Many marine creatures, including sea worms, some jellyfish, and sea pickles, can emit a magical glow through a process called bioluminescence.The evolutionary origin of this is The production of light remains a mysteryBut an international team of scientists suggests that bioluminescence may have first evolved in a group of marine invertebrates called octocorals at least 540 million years ago, or nearly 300 million years earlier than previously believed. I discovered that there is. This new timeline could help scientists unravel the origin story of bioluminescence. For more information on the survey results, please visit The study was published April 23 in the journal Proceedings of the Royal Society B.
What is bioluminescence?
bioluminescent organisms Produce light through chemical reactions.This ability evolved independently at least 94 times in nature.

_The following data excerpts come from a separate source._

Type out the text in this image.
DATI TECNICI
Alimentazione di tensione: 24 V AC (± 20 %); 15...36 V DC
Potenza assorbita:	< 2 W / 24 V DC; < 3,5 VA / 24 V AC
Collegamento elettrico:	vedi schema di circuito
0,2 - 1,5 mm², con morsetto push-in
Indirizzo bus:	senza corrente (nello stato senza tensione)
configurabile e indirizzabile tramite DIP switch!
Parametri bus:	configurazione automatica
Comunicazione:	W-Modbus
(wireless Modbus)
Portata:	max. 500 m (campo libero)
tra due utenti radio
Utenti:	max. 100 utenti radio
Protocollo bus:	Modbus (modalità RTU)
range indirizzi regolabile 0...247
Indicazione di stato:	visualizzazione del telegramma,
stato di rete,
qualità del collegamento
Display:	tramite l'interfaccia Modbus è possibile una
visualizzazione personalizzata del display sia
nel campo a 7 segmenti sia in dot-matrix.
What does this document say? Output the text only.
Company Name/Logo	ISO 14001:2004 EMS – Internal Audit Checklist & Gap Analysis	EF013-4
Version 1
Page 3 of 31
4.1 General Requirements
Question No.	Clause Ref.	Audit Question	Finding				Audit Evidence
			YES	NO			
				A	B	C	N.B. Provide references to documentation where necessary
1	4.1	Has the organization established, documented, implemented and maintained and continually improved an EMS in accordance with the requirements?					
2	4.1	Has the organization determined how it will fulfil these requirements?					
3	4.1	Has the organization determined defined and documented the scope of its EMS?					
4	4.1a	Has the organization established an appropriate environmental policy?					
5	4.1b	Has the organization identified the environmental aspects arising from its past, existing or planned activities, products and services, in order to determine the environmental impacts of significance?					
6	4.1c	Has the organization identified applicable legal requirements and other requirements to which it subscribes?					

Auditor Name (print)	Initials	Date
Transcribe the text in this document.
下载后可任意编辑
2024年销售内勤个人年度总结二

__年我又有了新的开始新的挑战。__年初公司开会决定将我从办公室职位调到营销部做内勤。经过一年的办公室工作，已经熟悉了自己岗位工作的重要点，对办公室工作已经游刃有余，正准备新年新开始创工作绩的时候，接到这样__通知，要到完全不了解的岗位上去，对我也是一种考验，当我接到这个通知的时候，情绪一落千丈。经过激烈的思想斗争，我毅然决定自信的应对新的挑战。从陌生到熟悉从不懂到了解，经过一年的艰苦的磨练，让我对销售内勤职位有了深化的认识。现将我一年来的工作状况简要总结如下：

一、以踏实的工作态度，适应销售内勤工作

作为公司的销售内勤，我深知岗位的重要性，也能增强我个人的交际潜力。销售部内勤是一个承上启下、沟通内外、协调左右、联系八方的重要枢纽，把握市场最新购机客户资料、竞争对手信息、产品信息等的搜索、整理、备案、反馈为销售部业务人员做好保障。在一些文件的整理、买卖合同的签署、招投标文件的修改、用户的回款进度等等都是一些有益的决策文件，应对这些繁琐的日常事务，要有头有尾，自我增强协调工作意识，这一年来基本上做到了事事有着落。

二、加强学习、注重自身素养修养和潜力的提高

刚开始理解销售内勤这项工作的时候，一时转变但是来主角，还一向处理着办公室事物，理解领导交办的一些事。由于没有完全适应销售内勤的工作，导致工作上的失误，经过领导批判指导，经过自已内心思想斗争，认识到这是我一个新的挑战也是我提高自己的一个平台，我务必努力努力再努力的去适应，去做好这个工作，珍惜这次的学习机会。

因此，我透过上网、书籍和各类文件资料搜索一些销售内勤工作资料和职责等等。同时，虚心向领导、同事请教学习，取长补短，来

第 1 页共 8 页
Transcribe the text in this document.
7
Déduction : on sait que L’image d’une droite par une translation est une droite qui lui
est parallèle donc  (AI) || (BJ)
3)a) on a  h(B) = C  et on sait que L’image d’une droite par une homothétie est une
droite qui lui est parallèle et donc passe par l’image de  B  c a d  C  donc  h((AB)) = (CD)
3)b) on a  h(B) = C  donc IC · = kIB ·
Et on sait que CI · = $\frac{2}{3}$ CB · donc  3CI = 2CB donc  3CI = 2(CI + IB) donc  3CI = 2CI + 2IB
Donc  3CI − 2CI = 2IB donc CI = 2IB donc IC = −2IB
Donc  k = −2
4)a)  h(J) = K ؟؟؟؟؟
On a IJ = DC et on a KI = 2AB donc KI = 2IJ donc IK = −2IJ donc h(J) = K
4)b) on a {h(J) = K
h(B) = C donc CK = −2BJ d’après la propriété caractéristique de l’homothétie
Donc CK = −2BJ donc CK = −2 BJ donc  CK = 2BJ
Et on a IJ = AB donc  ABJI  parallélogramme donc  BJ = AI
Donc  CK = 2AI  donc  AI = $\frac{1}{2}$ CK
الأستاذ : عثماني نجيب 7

Bioluminescence is involved in a variety of animal behaviors, including communication, courtship, camouflage, and hunting. fireflies, glowworms, and even some types of fungi Those on land are also considered bioluminescent organisms.
“No one really knows why it evolved in animals first,” says study co-author Andrea Quattrini, curator of corals at the Smithsonian Institution’s Museum of Natural History. stated in a statement.
The earliest example of bioluminescence in animals is Approximately 267 million years ago Until this new study turns back the clock, it was discovered in ostracods, small marine crustaceans known for their synchronized, slime-filled mating dances.
Evolutionary tree of 88 corals
inside studythe research team traced back the evolutionary history of octocorals, looking for clues to when they first appeared in animals. double coral Sea fans, sea pens, and soft corals are a group of living animals that have been frequently bioluminescent since ancient times. Like hard corals, double corals are small colony-like polyps that build reef structure, but they are primarily soft-bodied and not stony. Glowing double corals usually glow when struck or disturbed. According to the teamwhich makes the exact function of the ability to produce light a bit of a puzzle
[Related: These newly discovered bioluminescent sea worms are named after Japanese folklore.]
“We wanted to understand the timing of the origin of bioluminescence, and octocorals are one of the oldest animal groups on Earth known to be bioluminescent,” said study co-author and Smithsonian National Daniel DeLeo, a postdoctoral researcher at the Natural History Museum. stated in a statement. “So the question is when did they acquire this ability?”
they looked at the details Octoral evolutionary tree constructed in 2022.A map of this evolutionary relationship – or phylogeny– We used genetic data from 185 different octocoral species. The team then placed his two octocoral fossils of known age into the tree based on their physical characteristics. Using the ages of the fossils and their positions on the evolutionary tree, researchers were able to roughly determine when the Yao coral lineage split into two or more branches. The researchers ultimately mapped the evolutionary relationships that characterize all known bioluminescent species alive today.
By labeling this evolutionary tree and the branches containing bioluminescent species, the research team used a statistical method called . Reconstruction of the ancestral nation Analyze relationships between species.
“If we know that these species of eight-row corals living today are bioluminescent, we can use statistics to infer whether their ancestors were likely to be bioluminescent. ” Quattrini said. “The more living species that have a characteristic in common, the more likely their ancestors had that characteristic as well, if you go back in time.”
Several different statistical methods all reached the same result. Approximately 540 million years ago, The common ancestor of all octocorals was very likely bioluminescent. This is about 273 million years earlier than in ostracod crustaceans, which were previously thought to be the earliest examples of bioluminescence in animals.
According to the team, the thousands of extant species of octocorals and the relatively high incidence of bioluminescence suggest that luminescence played a role in the evolutionary success of this group. While this doesn’t answer exactly what Yagi corals use bioluminescence for, the fact that this has been retailed for so long does demonstrate how important this form of communication is to their survival. It shows whether
Conservation impact
The research team knows that the common ancestor of all octocorals may have already produced its own internal glow, so they set out to more thoroughly count which of them are present. I’m interested. There are over 3,000 known species in this group. Although they are still bioluminescent, they have lost their properties over time. This may allow us to pinpoint the set of ecological conditions that correlate with bioluminescence and shed light on its function.
The team is also working on Create a genetic test Determining whether eight coral species have a functional copy of the gene luciferase–Enzymes involved in bioluminescence. Future research may even find that bioluminescence is even older and integrated into corals’ evolutionary history.
[Related: Surprise! These sea cucumbers glow.]
The study also points to evolutionary insights that may help monitor and manage octocorals in today’s oceans. They are currently threatened by mineral extraction, fishing, oil and gas extraction and spills, and anthropogenic climate change.
National Oceanic and Atmospheric Administration (NOAA) recently confirmed The Earth is currently experiencing its fourth global coral bleaching event on record, and the second in the past decade due to heat stress caused by continued ocean warming. Double corals can bleach This is what hard corals can do in extreme temperatures. Understanding more about how they use bioluminescence could help scientists better identify their habitats and monitor their behavior. Better knowledge about their genetics and what they need to survive could also inform better conservation policies for these marine creatures.